通常、S&P500やオールカントリー(オルカン)などのインデックスの年率リターンは5%程度でシミュレーションされることが多いですが、今年はその常識を覆す結果が出ています。
投資信託の驚異的なリターン
まず、eMAXIS Slim全世界株式(オルカントリー)は、2024年5月19日時点で1年前と比べてプラス42%ものリターンを記録しています。

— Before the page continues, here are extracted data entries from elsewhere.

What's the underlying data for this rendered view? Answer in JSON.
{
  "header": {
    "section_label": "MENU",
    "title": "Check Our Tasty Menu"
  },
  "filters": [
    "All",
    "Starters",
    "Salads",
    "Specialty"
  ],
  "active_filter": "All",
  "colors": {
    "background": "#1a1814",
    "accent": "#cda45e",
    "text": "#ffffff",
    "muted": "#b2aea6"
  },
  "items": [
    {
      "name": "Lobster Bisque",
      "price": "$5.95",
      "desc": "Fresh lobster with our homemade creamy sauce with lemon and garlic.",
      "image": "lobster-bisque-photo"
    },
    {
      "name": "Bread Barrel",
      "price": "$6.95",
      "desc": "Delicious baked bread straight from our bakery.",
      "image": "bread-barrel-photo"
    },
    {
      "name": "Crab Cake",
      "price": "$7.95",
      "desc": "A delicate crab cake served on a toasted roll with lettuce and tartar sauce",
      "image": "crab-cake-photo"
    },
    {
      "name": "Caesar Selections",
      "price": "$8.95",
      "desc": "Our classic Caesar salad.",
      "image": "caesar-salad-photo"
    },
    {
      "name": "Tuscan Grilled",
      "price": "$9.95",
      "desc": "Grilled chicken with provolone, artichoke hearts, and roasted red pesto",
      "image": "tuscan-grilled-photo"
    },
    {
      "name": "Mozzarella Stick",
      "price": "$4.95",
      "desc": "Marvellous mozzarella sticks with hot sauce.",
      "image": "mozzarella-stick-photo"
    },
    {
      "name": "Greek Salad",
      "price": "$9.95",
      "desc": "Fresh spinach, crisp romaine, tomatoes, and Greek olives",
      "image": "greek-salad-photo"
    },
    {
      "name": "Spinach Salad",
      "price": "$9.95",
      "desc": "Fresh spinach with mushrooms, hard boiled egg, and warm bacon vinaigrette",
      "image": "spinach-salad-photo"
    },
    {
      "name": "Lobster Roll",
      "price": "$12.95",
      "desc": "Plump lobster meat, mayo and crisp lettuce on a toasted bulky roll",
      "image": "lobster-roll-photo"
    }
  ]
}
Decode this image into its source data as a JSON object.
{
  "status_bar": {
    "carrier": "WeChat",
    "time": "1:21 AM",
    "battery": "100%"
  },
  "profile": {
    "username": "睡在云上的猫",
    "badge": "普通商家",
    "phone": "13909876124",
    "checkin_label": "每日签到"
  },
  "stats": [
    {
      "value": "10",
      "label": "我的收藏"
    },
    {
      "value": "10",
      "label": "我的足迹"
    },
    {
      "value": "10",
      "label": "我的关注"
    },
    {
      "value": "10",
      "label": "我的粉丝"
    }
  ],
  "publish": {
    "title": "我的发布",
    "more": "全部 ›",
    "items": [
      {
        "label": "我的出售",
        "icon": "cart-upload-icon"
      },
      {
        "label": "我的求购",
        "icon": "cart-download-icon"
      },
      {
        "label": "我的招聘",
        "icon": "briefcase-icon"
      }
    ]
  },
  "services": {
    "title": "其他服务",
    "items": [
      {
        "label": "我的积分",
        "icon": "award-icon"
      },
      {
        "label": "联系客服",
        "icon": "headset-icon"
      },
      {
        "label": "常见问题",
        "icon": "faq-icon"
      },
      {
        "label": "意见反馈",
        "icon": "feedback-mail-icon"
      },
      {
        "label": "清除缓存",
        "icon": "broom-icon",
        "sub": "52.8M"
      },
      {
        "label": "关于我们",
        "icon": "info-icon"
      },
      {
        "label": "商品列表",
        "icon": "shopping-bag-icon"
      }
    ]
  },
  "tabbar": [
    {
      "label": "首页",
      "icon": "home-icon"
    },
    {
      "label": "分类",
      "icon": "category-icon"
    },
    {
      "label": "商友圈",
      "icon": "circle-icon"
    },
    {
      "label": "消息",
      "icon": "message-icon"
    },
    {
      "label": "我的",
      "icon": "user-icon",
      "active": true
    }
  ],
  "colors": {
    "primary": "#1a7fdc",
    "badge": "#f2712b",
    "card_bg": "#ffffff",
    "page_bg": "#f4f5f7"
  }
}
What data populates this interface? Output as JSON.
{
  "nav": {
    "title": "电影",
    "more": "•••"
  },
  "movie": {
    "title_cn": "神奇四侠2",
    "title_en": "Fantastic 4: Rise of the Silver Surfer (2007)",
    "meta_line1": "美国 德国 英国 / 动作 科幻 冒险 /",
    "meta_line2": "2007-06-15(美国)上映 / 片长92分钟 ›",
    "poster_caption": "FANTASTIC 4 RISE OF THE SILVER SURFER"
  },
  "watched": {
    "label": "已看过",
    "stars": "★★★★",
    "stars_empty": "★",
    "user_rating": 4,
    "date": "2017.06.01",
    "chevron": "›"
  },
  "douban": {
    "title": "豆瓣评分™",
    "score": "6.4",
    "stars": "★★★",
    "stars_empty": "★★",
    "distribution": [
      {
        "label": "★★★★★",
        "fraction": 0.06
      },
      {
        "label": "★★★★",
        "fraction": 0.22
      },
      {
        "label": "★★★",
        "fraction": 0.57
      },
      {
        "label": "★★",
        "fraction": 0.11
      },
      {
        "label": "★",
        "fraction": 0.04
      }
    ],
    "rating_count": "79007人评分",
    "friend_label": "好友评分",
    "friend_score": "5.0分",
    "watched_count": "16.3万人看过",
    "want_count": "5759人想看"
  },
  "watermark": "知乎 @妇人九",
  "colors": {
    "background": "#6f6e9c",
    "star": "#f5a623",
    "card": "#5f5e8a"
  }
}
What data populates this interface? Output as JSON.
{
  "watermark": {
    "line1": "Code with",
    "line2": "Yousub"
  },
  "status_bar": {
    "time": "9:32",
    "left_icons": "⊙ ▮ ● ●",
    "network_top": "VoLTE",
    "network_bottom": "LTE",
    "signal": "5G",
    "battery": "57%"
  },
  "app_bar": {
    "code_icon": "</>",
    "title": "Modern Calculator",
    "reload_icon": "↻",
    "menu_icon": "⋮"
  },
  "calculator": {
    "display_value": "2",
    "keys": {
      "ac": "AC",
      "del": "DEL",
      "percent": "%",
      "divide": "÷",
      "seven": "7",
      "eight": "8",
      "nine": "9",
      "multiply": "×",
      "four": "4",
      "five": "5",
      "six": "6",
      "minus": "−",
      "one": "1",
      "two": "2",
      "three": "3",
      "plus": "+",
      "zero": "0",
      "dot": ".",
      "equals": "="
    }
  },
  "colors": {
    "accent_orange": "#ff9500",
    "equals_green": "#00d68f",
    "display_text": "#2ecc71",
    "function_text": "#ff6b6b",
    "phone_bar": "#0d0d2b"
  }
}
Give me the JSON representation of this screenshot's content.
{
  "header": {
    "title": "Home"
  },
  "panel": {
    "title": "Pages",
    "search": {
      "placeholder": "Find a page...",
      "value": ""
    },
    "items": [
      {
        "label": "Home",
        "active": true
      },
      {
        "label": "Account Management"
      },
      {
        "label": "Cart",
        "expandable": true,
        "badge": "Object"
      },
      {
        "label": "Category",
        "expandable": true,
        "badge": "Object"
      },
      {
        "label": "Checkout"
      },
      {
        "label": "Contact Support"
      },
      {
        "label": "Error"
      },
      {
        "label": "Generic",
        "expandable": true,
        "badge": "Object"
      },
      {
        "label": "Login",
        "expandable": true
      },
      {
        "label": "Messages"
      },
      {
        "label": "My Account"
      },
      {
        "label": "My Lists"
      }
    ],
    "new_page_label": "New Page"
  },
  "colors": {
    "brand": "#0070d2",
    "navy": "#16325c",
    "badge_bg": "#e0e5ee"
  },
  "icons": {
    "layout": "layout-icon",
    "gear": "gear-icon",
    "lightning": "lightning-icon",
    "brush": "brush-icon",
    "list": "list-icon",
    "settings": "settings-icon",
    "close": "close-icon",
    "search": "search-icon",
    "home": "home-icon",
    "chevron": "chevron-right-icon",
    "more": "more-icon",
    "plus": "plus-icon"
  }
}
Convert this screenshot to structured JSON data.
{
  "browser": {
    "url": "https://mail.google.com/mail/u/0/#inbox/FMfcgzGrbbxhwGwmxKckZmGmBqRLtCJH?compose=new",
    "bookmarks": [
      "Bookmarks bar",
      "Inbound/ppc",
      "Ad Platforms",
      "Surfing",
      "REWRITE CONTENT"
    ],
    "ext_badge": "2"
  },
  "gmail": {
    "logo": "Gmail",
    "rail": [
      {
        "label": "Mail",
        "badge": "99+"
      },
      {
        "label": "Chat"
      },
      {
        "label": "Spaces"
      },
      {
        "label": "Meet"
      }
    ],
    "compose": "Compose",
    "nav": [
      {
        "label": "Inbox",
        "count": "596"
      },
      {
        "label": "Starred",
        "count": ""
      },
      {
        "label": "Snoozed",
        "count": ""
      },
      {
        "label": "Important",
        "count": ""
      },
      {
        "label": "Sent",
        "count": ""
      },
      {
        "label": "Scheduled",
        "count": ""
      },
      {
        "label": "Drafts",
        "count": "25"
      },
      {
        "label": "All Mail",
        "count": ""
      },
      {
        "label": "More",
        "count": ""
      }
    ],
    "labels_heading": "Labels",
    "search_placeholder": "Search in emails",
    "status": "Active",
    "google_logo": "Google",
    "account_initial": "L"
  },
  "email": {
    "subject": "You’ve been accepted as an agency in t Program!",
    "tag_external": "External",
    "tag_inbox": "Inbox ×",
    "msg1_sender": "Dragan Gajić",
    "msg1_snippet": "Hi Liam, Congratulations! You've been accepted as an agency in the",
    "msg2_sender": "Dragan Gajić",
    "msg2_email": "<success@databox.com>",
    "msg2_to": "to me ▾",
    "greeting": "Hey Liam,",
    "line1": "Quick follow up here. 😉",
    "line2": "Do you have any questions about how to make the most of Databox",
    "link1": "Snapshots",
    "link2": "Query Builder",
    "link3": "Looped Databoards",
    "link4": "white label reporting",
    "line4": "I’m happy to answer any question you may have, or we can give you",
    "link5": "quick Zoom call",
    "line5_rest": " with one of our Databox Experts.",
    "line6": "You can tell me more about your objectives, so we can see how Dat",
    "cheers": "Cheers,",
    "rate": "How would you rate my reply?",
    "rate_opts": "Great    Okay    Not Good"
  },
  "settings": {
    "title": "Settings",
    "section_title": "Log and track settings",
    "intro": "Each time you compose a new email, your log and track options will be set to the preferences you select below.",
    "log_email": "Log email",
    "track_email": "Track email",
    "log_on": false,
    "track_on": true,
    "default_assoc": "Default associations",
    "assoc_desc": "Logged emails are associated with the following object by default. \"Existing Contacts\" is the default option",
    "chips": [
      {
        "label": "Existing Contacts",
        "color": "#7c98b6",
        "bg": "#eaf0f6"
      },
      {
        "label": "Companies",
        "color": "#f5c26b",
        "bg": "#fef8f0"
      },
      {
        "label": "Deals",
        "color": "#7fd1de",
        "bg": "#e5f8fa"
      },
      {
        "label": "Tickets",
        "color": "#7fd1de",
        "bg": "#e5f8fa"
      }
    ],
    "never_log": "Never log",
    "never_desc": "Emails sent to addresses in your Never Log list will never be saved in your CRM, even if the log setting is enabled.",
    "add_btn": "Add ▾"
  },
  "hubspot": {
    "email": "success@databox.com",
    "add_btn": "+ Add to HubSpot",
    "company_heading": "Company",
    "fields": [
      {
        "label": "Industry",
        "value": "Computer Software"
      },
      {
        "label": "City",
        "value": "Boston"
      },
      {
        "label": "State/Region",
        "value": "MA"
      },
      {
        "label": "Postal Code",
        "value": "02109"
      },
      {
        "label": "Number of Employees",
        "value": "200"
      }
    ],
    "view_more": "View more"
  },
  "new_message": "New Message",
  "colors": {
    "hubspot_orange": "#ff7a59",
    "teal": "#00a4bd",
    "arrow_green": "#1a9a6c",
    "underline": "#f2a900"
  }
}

この背景には、CWI指数の回復や、1ドル150円から160円の円安が大きく影響しています。
円安により、円ベースの基準価格が大幅に上昇しました。
さらに、eMAXIS Slim S&P500はプラス45%、ニッセイNASDAQ100はプラス58%、アイフルネクストファングプラスはプラス73%という驚異的なリターンを記録しています。
これらのリターンは、円安と株高の恩恵を受けて実現したものです。
投資信託の1年間のリターンと基準価格の推移
投資信託 | 1年前の基準価格 (2023年5月) | 現在の基準価格 (2024年5月) | 1年間のリターン |
---|---|---|---|
eMAXIS Slim全世界株式 | 1万7730円 | 2万5178円 | +42% |
eMAXIS Slim S&P500 | 2万円 | 3万円 | +45% |
ニッセイNASDAQ100 | 1万1000円 | 1万7000円 | +58% |
アイフルネクストファングプラス | 3万2000円 | 5万6000円 | +73% |
この表からもわかるように、主要な投資信託が驚異的なリターンを記録しています。
特に、アイフルネクストファングプラスの73%というリターンは圧巻です。
売却を検討すべきか?
最高値を更新している投資信託を保有していると、売却を考える方も多いかもしれません。
しかし、長期的な資産形成を目的とするならば、目先の損益に一喜一憂せず、当初の方針を守って運用を続けることが重要です。
特に新NISAでは、非課税期間を最大限に活用するために、長期運用を継続することが推奨されます。
長期運用の重要性
長期運用を前提とするならば、目先の損益で判断せず、じっくりと運用を続けることが大切です。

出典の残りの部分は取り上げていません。